High Mechanical and Thermal Performance of Insulating Paper Cellulose Modified with Appropriate h‐BN Doping Amount: A Molecular Simulation Study

Abstract

With the improvement of operation requirements of power equipment, the stable operation of insulation of equipment is very important. Among them, insulating paper is one of the main factors affecting the state of equipment. Therefore, it is important to improve the performance of insulating paper. The pure cellulose model and h‐BN/cellulose composite model are established to analyze the improvement of thermal and mechanical properties of insulating paper cellulose. The effects of different contents of h‐BN doping on the properties of cellulose are studied by comparing the mechanical parameters, cohesive energy density, thermal conductivity, mean square displacement, and free volume of cellulose before and after h‐BN doping through molecular dynamics method.
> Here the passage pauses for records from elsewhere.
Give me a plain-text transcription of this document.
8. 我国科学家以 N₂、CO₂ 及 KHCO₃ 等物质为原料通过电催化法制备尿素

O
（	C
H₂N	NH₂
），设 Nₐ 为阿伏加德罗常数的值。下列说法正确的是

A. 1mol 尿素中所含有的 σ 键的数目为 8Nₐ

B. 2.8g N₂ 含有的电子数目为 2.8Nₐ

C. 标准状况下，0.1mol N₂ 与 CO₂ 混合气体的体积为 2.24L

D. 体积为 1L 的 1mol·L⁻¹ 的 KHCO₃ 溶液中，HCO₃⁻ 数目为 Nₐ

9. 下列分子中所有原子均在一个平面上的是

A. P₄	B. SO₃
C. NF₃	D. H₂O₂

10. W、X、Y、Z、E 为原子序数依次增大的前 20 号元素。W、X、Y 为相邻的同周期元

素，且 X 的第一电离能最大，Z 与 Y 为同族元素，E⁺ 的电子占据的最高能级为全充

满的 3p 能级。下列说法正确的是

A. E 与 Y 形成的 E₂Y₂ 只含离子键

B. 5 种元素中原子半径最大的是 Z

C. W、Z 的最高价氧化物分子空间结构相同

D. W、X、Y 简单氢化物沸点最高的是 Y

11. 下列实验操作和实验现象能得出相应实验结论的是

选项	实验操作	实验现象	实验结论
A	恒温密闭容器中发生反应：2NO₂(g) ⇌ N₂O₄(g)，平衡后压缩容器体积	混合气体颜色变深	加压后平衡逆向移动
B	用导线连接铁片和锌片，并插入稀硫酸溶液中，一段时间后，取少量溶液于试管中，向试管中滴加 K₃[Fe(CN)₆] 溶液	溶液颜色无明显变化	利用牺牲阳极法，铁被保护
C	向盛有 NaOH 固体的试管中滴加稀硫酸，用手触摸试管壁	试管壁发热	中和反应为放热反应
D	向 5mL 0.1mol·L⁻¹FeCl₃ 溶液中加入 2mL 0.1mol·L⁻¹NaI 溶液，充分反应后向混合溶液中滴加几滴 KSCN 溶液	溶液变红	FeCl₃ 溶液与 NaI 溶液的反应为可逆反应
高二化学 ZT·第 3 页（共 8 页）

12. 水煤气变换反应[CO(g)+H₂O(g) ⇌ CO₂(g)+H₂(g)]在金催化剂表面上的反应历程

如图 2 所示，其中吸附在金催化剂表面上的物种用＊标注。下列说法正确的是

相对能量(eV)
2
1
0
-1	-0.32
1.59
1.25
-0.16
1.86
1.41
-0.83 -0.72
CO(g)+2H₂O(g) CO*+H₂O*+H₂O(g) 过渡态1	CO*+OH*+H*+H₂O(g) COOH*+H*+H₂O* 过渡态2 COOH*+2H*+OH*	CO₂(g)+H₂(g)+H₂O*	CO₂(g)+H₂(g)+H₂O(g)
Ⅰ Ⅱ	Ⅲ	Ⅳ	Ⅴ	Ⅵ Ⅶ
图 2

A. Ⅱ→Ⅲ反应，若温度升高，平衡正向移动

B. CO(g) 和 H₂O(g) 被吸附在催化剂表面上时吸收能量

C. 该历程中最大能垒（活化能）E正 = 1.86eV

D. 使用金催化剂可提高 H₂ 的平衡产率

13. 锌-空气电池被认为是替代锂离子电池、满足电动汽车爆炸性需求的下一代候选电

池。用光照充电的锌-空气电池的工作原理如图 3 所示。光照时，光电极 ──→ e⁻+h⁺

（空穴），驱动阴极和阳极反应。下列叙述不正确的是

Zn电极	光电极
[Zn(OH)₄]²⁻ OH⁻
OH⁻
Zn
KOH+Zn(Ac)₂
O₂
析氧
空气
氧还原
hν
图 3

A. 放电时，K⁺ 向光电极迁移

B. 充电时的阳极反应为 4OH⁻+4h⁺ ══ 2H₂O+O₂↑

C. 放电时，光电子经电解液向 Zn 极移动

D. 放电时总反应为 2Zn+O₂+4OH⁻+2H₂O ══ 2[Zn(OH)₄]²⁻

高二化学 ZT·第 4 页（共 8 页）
The results indicate that the thermal conductivity and thermal stability of cellulose are improved by more than 15% at the h‐BN mass fraction of 2% and 3%, the shear modulus and elastic modulus are enhanced by more than 50%, and the deformation resistance and ductility of the composites are enhanced when the mass fraction of h‐BN is 2%. The doping of h‐BN has an important impact on improving the thermodynamic properties of cellulose, which is of great significance to improving the insulation performance of power equipment and reducing equipment faults.